The expression can be another kind of reduction, or not a reduction at all:

  // Matrix transpose AT = A^T:
  matrix<float> AT({10, 10});
  ein_reduce(ein<i, j>(AT) = ein<j, i>(A));

  // Maximum of each x-y plane of a 3D volume:
  dense_array<float, 3> volume({8, 12, 20});
  dense_array<float, 1> max_xy({20});
  auto r = ein<k>(max_xy);
  ein_reduce(r = max(r, ein<i, j, k>(volume)));

Reductions can have a mix of result and operand types:

  // Compute X1 = X2 = DFT[x]:
  using complex = std::complex<float>;
  dense_array<complex, 2> W({10, 10});
  for_all_indices(W.shape(), [&](int j, int k) {
    W(j, k) = exp(-2.0f * pi * complex(0, 1) * (static_cast<float>(j * k) / 10));
  });
  // Using `make_ein_sum`, returning the result:
  auto X1 = make_ein_sum<complex, j>(ein<j, k>(W) * ein<k>(x));
  // Using `ein_reduce`, computing the result in place:
  vector<complex> X2({10}, 0.0f);
  ein_reduce(ein<j>(X2) += ein<j, k>(W) * ein<k>(x));

These reductions also compose well with loop transformations like split and array operations like slicing and cropping. For example, a matrix multiplication can be tiled like so:

  // Adjust this depending on the target architecture. For AVX2, vectors are 256-bit.
  constexpr index_t vector_size = 32 / sizeof(float);

  // We want the tiles to be big without spilling the accumulators to the stack.
  constexpr index_t tile_rows = 4;
  constexpr index_t tile_cols = vector_size * 3;

  for (auto io : split<tile_rows>(C.i())) {
    for (auto jo : split<tile_cols>(C.j())) {
      auto C_ijo = C(io, jo);
      fill(C_ijo, 0.0f);
      ein_reduce(ein<i, j>(C_ijo) += ein<i, k>(A) * ein<k, j>(B));
    }
  }

This generates the following machine code(*) for the inner loop using clang 18 with -O2 -ffast-math:

vbroadcastss	(%rsi,%rdi,4), %ymm12
vmovups	-64(%r12,%r15,4), %ymm13
vmovups	-32(%r12,%r15,4), %ymm14
vmovups	(%r12,%r15,4), %ymm15
addq	%rbx, %r15
vfmadd231ps	%ymm12, %ymm13, %ymm11
vfmadd231ps	%ymm12, %ymm14, %ymm10
vfmadd231ps	%ymm12, %ymm15, %ymm9
vbroadcastss	(%r8,%rdi,4), %ymm12
vfmadd231ps	%ymm12, %ymm13, %ymm8
vfmadd231ps	%ymm12, %ymm14, %ymm7
vfmadd231ps	%ymm12, %ymm15, %ymm6
vbroadcastss	(%r10,%rdi,4), %ymm12
vfmadd231ps	%ymm12, %ymm13, %ymm5
vfmadd231ps	%ymm12, %ymm14, %ymm4
vfmadd231ps	%ymm12, %ymm15, %ymm3
vbroadcastss	(%rdx,%rdi,4), %ymm12
incq	%rdi
vfmadd231ps	%ymm13, %ymm12, %ymm2
vfmadd231ps	%ymm14, %ymm12, %ymm1
vfmadd231ps	%ymm12, %ymm15, %ymm0
cmpq	%rdi, %r13
jne	.LBB8_12

This is 40-50x faster than a naive C implementation of nested loops on my machine, and it should be within a factor of 2 of the peak possible performance. A similar example that is only a little more complicated achieves around 90% of the peak possible performance.

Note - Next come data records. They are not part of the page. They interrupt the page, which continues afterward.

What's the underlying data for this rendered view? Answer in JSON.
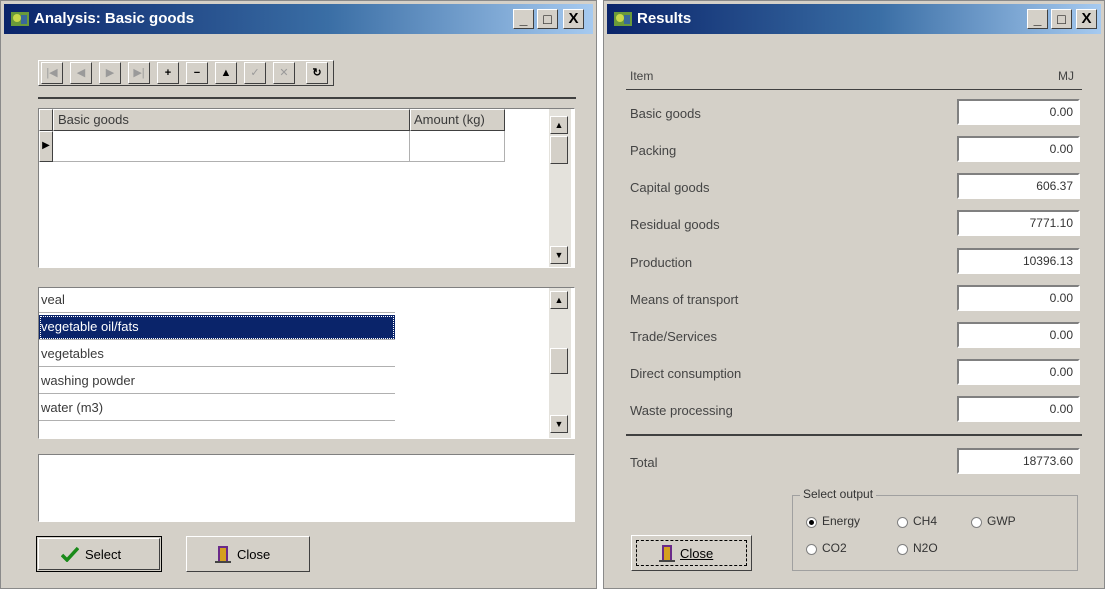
{
  "analysis_window": {
    "title": "Analysis: Basic goods",
    "title_buttons": [
      "_",
      "□",
      "X"
    ],
    "navigator": [
      "|◀",
      "◀",
      "▶",
      "▶|",
      "+",
      "−",
      "▲",
      "✓",
      "✕",
      "↻"
    ],
    "grid": {
      "columns": [
        "Basic goods",
        "Amount (kg)"
      ],
      "rows": [
        [
          "",
          ""
        ]
      ],
      "current_row_marker": "▶"
    },
    "list_items": [
      "veal",
      "vegetable oil/fats",
      "vegetables",
      "washing powder",
      "water (m3)"
    ],
    "selected_item": "vegetable oil/fats",
    "notes": "",
    "select_button": "Select",
    "close_button": "Close"
  },
  "results_window": {
    "title": "Results",
    "title_buttons": [
      "_",
      "□",
      "X"
    ],
    "header": {
      "item": "Item",
      "unit": "MJ"
    },
    "rows": [
      {
        "label": "Basic goods",
        "value": "0.00"
      },
      {
        "label": "Packing",
        "value": "0.00"
      },
      {
        "label": "Capital goods",
        "value": "606.37"
      },
      {
        "label": "Residual goods",
        "value": "7771.10"
      },
      {
        "label": "Production",
        "value": "10396.13"
      },
      {
        "label": "Means of transport",
        "value": "0.00"
      },
      {
        "label": "Trade/Services",
        "value": "0.00"
      },
      {
        "label": "Direct consumption",
        "value": "0.00"
      },
      {
        "label": "Waste processing",
        "value": "0.00"
      }
    ],
    "total": {
      "label": "Total",
      "value": "18773.60"
    },
    "select_output": {
      "legend": "Select output",
      "options": [
        "Energy",
        "CH4",
        "GWP",
        "CO2",
        "N2O"
      ],
      "selected": "Energy"
    },
    "close_button": "Close"
  },
  "colors": {
    "titlebar_start": "#0a246a",
    "titlebar_end": "#a6caf0",
    "selection": "#0a246a",
    "face": "#d4d0c8"
  }
}
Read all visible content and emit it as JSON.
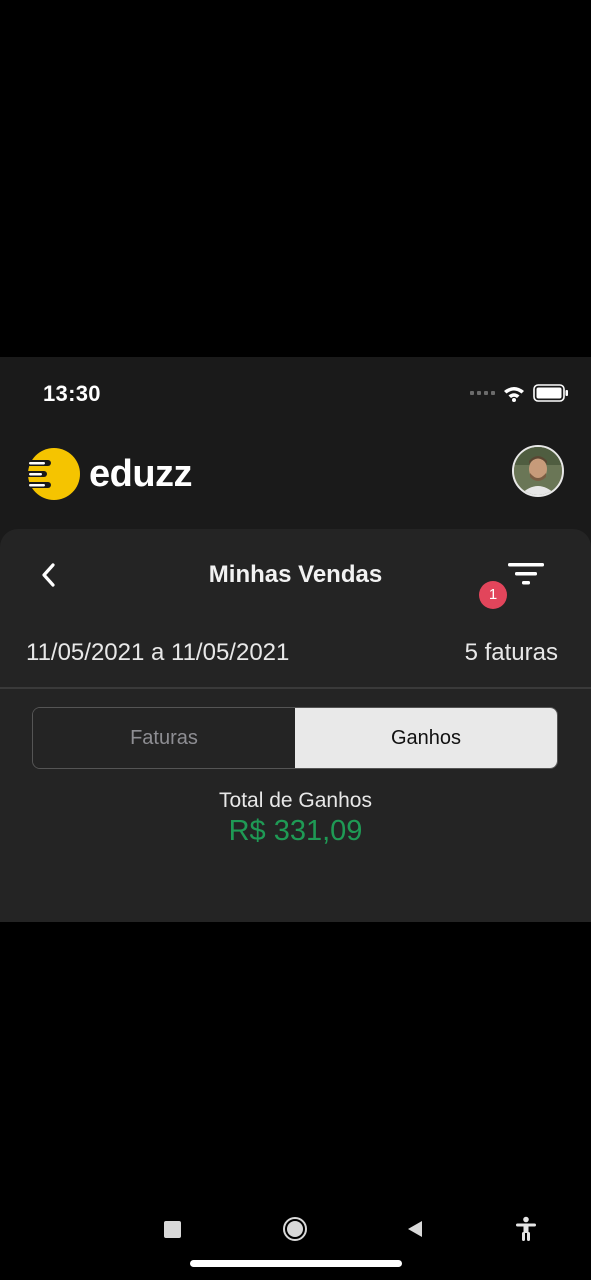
{
  "status_bar": {
    "time": "13:30"
  },
  "header": {
    "brand_name": "eduzz",
    "brand_color": "#f5c400",
    "avatar_icon": "user-avatar"
  },
  "page": {
    "title": "Minhas Vendas",
    "back_icon": "chevron-left-icon",
    "filter_icon": "filter-icon",
    "filter_badge": "1"
  },
  "summary": {
    "date_range": "11/05/2021 a 11/05/2021",
    "invoice_count": "5 faturas"
  },
  "tabs": [
    {
      "label": "Faturas",
      "active": false
    },
    {
      "label": "Ganhos",
      "active": true
    }
  ],
  "earnings": {
    "label": "Total de Ganhos",
    "value": "R$  331,09",
    "value_color": "#1f9a55"
  },
  "colors": {
    "background": "#000000",
    "app_background": "#1a1a1a",
    "card_background": "#242424",
    "badge": "#e2455b"
  }
}
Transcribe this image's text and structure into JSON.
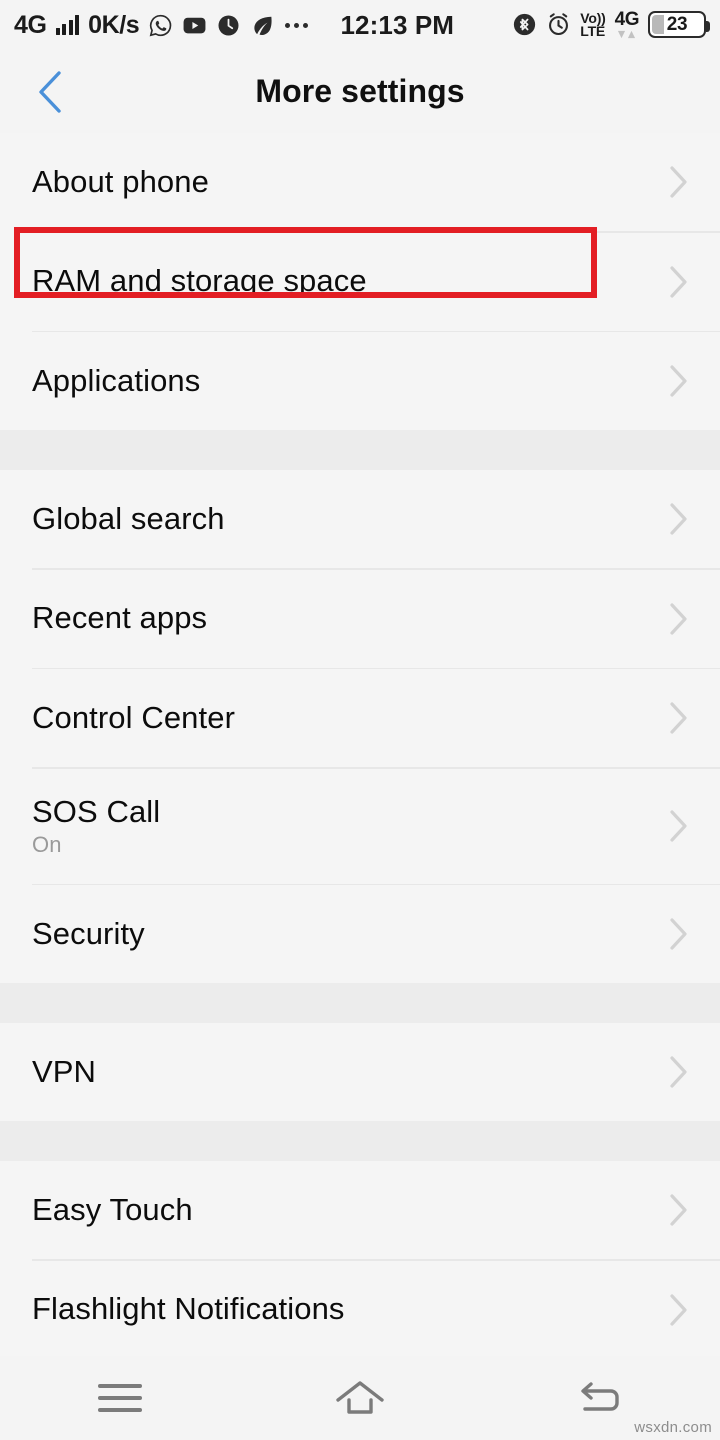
{
  "status_bar": {
    "network_type": "4G",
    "signal_icon": "signal-bars-icon",
    "data_rate": "0K/s",
    "notification_icons": [
      "whatsapp-icon",
      "youtube-icon",
      "clock-app-icon",
      "leaf-app-icon"
    ],
    "overflow_icon": "more-dots-icon",
    "time": "12:13 PM",
    "bluetooth_icon": "bluetooth-icon",
    "alarm_icon": "alarm-clock-icon",
    "volte_line1": "Vo))",
    "volte_line2": "LTE",
    "sim_network": "4G",
    "battery_percent": "23"
  },
  "header": {
    "back_icon": "back-chevron-icon",
    "title": "More settings",
    "accent_color": "#4a90d9"
  },
  "highlight": {
    "color": "#e31e24",
    "target": "RAM and storage space"
  },
  "sections": [
    {
      "id": "section-device",
      "items": [
        {
          "label": "About phone",
          "sub": null,
          "highlighted": false
        },
        {
          "label": "RAM and storage space",
          "sub": null,
          "highlighted": true
        },
        {
          "label": "Applications",
          "sub": null,
          "highlighted": false
        }
      ]
    },
    {
      "id": "section-system",
      "items": [
        {
          "label": "Global search",
          "sub": null,
          "highlighted": false
        },
        {
          "label": "Recent apps",
          "sub": null,
          "highlighted": false
        },
        {
          "label": "Control Center",
          "sub": null,
          "highlighted": false
        },
        {
          "label": "SOS Call",
          "sub": "On",
          "highlighted": false
        },
        {
          "label": "Security",
          "sub": null,
          "highlighted": false
        }
      ]
    },
    {
      "id": "section-network",
      "items": [
        {
          "label": "VPN",
          "sub": null,
          "highlighted": false
        }
      ]
    },
    {
      "id": "section-tools",
      "items": [
        {
          "label": "Easy Touch",
          "sub": null,
          "highlighted": false
        },
        {
          "label": "Flashlight Notifications",
          "sub": null,
          "highlighted": false
        }
      ]
    }
  ],
  "nav_bar": {
    "menu_icon": "menu-icon",
    "home_icon": "home-icon",
    "back_icon": "back-icon"
  },
  "watermark": "wsxdn.com"
}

(*) Unfortunately, this doesn't generate performant code currently and requires a few tweaks to work around an issue in LLVM. See the matrix example for the code that produces the above assembly. To summarise, it is currently necessary to perform the accumulation into a temporary buffer instead of accumulating directly into the output.

CUDA support

Most of the functions in this library are marked with __device__, enabling them to be used in CUDA code. This includes array_ref<T, Shape> and most of its helper functions. The exceptions to this are functions and classes that allocate memory, primarily array<T, Shape, Alloc>.

Try it on Compiler Explorer

This library is available on Compiler Explorer as Array.